A 19th-century theory of elasticity inspires a new way to analyze a quantum phase transition that has become central to modern quantum materials research.

When a crystalline metal enters a so-called nematic state, the onset of strong fluctuations among interacting electrons spontaneously breaks the crystal’s rotational symmetry and distorts both the physical lattice and the notional Fermi surface. This transition, known as nematic criticality, has been observed near the onset of superconductivity in cuprates, pnictides, and twisted bilayer graphene and could hold the key to explaining these poorly understood forms of superconductivity. Now Joe Meese and Rafael Fernandes of the University of Illinois-Champaign have proposed that nematic criticality is more selective in how it breaks rotational symmetry than previously assumed [1, 2]. The selectivity arises not from a novel microscopic mechanism but from a geometric constraint.

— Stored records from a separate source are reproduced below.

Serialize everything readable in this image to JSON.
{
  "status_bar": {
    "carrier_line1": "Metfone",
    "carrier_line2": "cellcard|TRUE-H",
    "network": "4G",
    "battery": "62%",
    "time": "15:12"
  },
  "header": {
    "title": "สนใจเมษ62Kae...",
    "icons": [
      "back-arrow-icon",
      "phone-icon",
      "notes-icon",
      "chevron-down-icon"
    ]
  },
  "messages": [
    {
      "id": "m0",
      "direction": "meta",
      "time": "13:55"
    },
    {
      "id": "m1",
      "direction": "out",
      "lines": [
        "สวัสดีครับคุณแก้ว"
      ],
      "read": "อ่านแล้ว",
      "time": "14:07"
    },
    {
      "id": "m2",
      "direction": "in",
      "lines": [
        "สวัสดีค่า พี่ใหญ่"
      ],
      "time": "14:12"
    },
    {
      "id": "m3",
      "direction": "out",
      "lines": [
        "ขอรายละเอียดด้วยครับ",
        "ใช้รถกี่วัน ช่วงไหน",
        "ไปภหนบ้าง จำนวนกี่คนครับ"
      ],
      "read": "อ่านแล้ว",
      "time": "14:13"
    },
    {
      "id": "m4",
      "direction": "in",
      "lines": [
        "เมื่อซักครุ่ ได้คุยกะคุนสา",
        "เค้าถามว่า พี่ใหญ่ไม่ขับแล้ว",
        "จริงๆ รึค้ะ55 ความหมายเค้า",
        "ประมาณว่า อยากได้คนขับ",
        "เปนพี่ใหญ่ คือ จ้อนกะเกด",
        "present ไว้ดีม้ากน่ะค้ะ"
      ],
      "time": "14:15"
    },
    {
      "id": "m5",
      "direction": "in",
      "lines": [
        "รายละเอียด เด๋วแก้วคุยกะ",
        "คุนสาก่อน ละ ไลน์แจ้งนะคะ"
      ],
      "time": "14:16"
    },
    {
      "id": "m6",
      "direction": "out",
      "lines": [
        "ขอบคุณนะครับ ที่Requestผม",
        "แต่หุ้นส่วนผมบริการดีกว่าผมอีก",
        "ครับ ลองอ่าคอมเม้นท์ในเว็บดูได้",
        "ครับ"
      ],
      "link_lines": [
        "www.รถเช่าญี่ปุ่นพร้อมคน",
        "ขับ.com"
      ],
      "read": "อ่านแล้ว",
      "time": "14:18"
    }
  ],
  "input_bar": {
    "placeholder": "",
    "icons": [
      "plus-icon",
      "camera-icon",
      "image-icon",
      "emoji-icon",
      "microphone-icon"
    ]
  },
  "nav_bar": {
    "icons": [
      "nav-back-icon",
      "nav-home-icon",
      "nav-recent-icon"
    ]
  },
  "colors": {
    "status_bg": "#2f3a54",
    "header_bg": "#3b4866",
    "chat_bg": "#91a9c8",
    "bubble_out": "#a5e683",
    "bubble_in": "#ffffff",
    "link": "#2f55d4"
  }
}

Nematic order typically develops spontaneously upon cooling; hydrostatic pressure can shift the transition, while uniaxial stress can tune the transition or induce nematicity by linearly coupling to lattice strain. Because of this connection, nematic order obeys the same mechanical laws as other continuous lattice deformations do. Consequently, as Meese and Fernandes showed, nematic order splits into two classes. One class is compatible with the lattice and can turn critical; the other is incompatible with the lattice and is therefore suppressed (Fig. 1). In the conventional picture, the energy cost of completing a nematic transition is “softened”—that is, reduced by the emergence of fluctuations as the transition is approached. That condition remains true in Meese and Fernandes’ picture, but the softening is not spread over all the possible distortions allowed by symmetry. Rather, elasticity itself selects the modes that participate in nematic criticality.